10.09.2025, 09:43
(10.09.2025, 09:31)Reichtathletik schrieb:Zitat:Es ist aber auch nicht so, dass Hinweisen nachgegangen wird. Ich gewinne den Eindruck, dass sich der DLV dafür gar nicht verantwortlich sieht.
Es gibt halt auch nicht den DLV. Der Verband (insbesondere inkl. Landesverbände und Spitzenvereine und Trainer) besteht aus einer Summe sehr unterschiedlicher Akteure. Das ist manchmal ein Vorteil, aber auch ein Problem.
Brechen wir es doch mal auf:
- die absolute Führung kann man in der Frage z.Z. schwer einschätzen. Was man bislang gehört hat (keine Drehgenehmigung in Dresden, eilig eingerufene Briefings zur Schadenbegrenzung, der Vorwurf eines Versuchs die Ausstrahlung zu verschieben/verhindern) lässt darauf schließen, dass die primäre Devise ist, negative Presse zu verhindern. Aber es kann sein das im Hintergrund viel mehr Läuft und man Opfer und Unbeteiligte vor ungewollter Öffentlichkeit schützen möchte. Es wirkt allerdings nicht, als stelle man sich an die Speerspitze eines Kulturwandels.
- die Ebene DLV als "System": Es darf die Frage erlaubt sein, was ein Lizenzentzug bringt, wenn eine Lizenz für die Ausübung der Trainertägitkeit weitestgehend irrelevant ist.

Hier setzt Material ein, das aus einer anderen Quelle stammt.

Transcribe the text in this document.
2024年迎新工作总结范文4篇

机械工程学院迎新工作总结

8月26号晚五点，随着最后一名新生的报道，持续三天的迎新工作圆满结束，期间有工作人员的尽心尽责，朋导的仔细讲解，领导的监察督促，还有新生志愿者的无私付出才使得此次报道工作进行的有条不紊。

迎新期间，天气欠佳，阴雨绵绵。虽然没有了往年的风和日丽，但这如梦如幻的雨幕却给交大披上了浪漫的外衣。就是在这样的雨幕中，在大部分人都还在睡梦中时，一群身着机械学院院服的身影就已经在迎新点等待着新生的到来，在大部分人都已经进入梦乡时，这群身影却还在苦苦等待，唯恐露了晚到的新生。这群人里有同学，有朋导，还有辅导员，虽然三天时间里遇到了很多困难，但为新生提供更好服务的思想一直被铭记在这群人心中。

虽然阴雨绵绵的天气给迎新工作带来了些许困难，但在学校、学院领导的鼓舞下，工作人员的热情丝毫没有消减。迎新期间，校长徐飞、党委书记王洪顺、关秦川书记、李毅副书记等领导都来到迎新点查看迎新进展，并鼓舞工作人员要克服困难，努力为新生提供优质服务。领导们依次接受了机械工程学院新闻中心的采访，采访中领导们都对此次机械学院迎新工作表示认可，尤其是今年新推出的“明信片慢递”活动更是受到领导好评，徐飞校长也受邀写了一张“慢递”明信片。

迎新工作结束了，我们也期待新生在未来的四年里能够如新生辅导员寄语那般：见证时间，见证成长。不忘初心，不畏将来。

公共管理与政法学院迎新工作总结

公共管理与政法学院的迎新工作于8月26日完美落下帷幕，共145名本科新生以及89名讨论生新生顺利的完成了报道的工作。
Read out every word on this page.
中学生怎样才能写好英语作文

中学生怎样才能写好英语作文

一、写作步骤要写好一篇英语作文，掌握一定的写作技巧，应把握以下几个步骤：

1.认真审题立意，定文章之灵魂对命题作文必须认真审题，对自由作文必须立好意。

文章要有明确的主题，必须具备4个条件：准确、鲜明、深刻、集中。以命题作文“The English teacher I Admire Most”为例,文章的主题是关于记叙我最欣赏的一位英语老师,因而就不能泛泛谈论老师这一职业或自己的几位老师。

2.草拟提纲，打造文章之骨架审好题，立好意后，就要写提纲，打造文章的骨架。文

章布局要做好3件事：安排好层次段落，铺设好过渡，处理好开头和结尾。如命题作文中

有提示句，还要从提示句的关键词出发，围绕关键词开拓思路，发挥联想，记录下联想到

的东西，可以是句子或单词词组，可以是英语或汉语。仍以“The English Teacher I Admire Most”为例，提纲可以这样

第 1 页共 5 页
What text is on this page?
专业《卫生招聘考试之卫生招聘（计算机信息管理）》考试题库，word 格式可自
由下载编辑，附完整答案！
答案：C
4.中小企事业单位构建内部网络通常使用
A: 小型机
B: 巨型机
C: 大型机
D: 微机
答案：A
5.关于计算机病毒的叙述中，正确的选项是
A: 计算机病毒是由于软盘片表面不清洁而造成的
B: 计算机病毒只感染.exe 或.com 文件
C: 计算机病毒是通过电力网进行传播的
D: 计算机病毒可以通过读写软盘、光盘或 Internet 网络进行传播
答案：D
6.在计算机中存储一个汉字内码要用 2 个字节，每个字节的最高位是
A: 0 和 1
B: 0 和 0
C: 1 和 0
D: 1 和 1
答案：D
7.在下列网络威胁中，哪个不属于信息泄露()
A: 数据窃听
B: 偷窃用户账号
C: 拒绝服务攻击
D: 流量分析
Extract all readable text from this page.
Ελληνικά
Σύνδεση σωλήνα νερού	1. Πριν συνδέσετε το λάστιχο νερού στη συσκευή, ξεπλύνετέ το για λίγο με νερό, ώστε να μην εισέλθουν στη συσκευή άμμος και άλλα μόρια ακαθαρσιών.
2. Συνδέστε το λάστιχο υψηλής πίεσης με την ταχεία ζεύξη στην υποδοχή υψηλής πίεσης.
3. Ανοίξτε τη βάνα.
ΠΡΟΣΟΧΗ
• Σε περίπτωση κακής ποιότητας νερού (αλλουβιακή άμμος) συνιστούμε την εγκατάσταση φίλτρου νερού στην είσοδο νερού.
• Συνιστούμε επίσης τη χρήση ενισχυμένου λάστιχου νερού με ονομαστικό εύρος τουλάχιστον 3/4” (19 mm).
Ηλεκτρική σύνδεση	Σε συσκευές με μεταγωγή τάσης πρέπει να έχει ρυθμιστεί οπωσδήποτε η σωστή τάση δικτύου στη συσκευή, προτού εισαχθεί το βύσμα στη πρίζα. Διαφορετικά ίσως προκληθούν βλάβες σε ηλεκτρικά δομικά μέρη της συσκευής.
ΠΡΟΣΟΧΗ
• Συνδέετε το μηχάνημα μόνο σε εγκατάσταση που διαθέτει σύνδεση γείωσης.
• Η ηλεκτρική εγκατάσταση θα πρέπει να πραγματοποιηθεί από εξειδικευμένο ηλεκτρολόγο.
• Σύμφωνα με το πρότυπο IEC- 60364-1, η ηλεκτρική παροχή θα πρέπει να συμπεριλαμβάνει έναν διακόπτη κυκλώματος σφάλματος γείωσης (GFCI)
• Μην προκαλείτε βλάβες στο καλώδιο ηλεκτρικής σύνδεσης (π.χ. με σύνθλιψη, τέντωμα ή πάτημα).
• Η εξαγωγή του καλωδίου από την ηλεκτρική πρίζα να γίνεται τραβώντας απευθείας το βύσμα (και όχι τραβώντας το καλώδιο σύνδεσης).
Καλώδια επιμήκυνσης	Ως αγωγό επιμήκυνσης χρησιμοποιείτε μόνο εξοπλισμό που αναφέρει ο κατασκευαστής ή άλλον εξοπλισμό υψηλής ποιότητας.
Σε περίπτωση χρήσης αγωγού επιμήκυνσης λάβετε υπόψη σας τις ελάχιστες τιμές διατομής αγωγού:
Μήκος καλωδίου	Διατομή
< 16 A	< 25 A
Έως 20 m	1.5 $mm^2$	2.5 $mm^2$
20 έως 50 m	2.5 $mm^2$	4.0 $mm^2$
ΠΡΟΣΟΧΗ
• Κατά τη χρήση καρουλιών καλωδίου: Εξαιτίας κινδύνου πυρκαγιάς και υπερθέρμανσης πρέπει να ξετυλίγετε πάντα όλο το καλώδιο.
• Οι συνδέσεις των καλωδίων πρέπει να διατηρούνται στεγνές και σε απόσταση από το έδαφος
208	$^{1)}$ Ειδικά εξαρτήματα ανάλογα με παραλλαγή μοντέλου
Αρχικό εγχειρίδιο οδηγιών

Und wie viel weiß der Verband systemisch über die Trainer, die "seine" Athleten betreuen, wenn systemisch kaum Kontakt zu Landes- und Vereinstrainern besteht und man sich das Umfeld insbesondere außerhalb der BSP eigentlich nicht mit ernsthaften Interesse anschaut?
- die Ebene der Trainer: Sicher sehr vielfälltig. Zum Teil leider von oben vorgegeben, aber klare Kante wäre sicher nicht verkehrt. Wir alle wissen, es gibt eine zu große Zahl an Personen, die zumindest Dinge geahnt haben oder gar gewusst und es nicht als ihre Baustelle ansehen. Ja, welche Handhabe hat man? Kann ich schwer beantworten. Aber es gab Getuschel.
- der Personkreis derer, die – drücken wir es vorsichtig aus – auffällige Nähe zu Tätern über Jahre haben, auch wenn man über sie keine Vorwürfe kennt
- die Athleten, die z.T selbst Opfer wurden/sind und sich nicht trauen, sich zu äußern (wofür es individuelle, persönliche Gründe sowie systemsche gibt), sowie die, die vielleicht was mitbekommen haben – aber nicht die Möglichkeit haben (oder sehen), was zu tun
- die Vereine, die zum Teil zu spät reagieren. Der Fall Germay Athletics aus der Doku lässt ja die Frage offen, warum man im Vorfeld sich nicht umgehört hat. Es wurden dort ja 3(!) Trainer entlassen. Mindestens in einem Fall war zuvor sehr viel bekannt, wenn man sich umgehört hätte. In Sachsen wo der Ex-NLV-Mann untergekommen ist, gab es laut Medienbericht der Sächsische Zeitung zuvor auch klare Warnungen/Bedenken.
Das lässt sich sicher noch viel weiter fassen.
Die Frage ist, was in diesen vielen Perspektiven ist "der DLV" und welche sollte "etwas" tun? Ich würde sagen: Im besten Fall alle. Aber wir haben z.T. sehr unterschiedliche Interessen. Der Anfang muss sein, einzugestehen: Es gibt ein problem, wir müssen es lösen. Hoffen wir, es scheitert nicht bereits daran. Ausdrücke wie "schwarze Schafe" gehen in die andere Richtung.
Man könnte meinen, du schreibst über die katholische Kirche. Und das ist ja kein Zufall. Jenseits von aktuellen, persönlichen Dingen wäre ein sinnvoller nächster Schritt: der DLV setzt eine Kommission ein, die systematisch aufgrund der vorliegenden Akten und Aussagen Betroffener das Missbrauchssystem der letzten - sagen wir 35 - Jahre untersucht.